The sprites have to depend upon the energy contained within that sprite until the thing is properly rooted. You can tell this by the restart of green spines on top. The thing is that they use a lot of energy and water in the process of rooting. I planted some that were too thin to begin with and most of them failed. If you want to do this, be sure to water the source stock heavily. What they say about rotting is true as you can see, some rotted, but you can also see some of my stock having large amounts of roots - these can be watered more frequently. Next year I will water the well rooted stock every other day until they are as fat, and almost ridgeless as I can get them. You can see some of those in the pictures now, the ones that look swelled up. I will then take more sprites, but only the fattest ones.
Now I was away for some of the most important weeks for these things and so relied upon my wife to water and she has no feel for it yet. I think I will put my sprites in very sandy soil so that I can water them more often but the pot will drain very quickly.
It is said that you shouldn't water unrooted sprites at all until they get some roots (roots, it seems, are triggered at least in part by being in the darkness). But I just don't believe that. I figure they must need some other sort of stimulation and so I watered them. You can see the resulting rot on some - I doubt they will make it.
I intend to let them go, presuming that the root structure will continue to grow throughout the winter (I have no idea), and repot them in more proper soil next spring. Notice that in general, the larger the pot, the larger the plant. Also notice that depth isn't much of a concern and a wide, shallow pot seems to work pretty well.
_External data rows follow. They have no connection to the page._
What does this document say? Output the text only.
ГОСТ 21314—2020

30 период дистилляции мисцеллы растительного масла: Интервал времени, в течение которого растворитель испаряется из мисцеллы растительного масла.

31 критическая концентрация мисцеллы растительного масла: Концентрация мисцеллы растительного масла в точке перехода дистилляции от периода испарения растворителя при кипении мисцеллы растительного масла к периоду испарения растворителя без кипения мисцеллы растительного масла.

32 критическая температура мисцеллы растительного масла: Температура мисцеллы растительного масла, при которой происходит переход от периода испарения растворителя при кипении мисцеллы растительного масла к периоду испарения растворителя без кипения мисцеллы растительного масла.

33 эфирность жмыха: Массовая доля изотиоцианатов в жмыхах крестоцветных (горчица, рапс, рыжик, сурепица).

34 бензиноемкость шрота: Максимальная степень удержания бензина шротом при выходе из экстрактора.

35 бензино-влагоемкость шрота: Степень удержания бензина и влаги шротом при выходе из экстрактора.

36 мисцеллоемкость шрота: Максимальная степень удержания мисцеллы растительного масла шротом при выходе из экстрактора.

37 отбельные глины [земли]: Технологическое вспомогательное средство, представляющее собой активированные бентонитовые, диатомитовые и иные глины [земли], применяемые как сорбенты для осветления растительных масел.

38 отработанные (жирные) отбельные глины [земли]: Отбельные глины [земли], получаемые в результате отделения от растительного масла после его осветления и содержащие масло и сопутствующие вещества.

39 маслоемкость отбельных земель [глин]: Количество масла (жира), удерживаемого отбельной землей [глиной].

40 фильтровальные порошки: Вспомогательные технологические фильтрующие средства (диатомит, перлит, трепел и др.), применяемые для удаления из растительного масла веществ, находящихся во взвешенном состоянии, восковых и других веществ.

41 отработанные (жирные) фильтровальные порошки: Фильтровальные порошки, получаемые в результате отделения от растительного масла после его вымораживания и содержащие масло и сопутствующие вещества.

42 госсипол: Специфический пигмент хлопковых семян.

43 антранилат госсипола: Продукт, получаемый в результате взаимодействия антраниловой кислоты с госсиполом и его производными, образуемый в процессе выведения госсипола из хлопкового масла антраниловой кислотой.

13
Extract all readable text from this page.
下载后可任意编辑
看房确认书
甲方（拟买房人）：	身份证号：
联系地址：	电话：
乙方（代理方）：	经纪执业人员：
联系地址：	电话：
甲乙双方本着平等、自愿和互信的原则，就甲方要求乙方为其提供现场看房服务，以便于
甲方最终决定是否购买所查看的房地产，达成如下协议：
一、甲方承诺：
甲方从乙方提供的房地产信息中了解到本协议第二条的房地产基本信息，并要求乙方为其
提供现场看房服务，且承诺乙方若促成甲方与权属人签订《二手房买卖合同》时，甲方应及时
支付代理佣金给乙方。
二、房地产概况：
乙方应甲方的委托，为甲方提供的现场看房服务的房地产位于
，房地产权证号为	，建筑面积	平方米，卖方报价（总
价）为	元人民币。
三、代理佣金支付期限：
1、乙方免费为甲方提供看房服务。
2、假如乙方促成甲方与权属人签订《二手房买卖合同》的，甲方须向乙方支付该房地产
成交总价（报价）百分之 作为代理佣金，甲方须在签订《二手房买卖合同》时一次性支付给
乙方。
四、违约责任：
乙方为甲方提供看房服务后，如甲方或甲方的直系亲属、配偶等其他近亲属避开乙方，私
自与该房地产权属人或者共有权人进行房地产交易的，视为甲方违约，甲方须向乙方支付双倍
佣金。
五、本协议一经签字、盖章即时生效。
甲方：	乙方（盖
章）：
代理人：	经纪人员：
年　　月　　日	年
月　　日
Now look at some of the larger, single column cactus. I figure, and I will test it next year, that I will top those, taking about 3 inches, and replant those tops. I should get a good root on the tops early on (each of the really big ones are tops from my plants last year, and you can see the bottoms have a number of sprites growing well on them. I figure that the ones I top should yield more sprites early in the year.
Anyway, the next decision is when to stop propagating and start harvesting. Don't know yet.
Oh, and you will see some pictures of some that were layed down in the soil rather than being stood upright. I thought I might get a larger root system that way, and perhaps a longer area for sprites to follow but as you can see all I have is one sprite, and another sitting on top of that one.
So I don't know which way is really best.
Sorry I didn't annotate each picture but it was too much of a pain.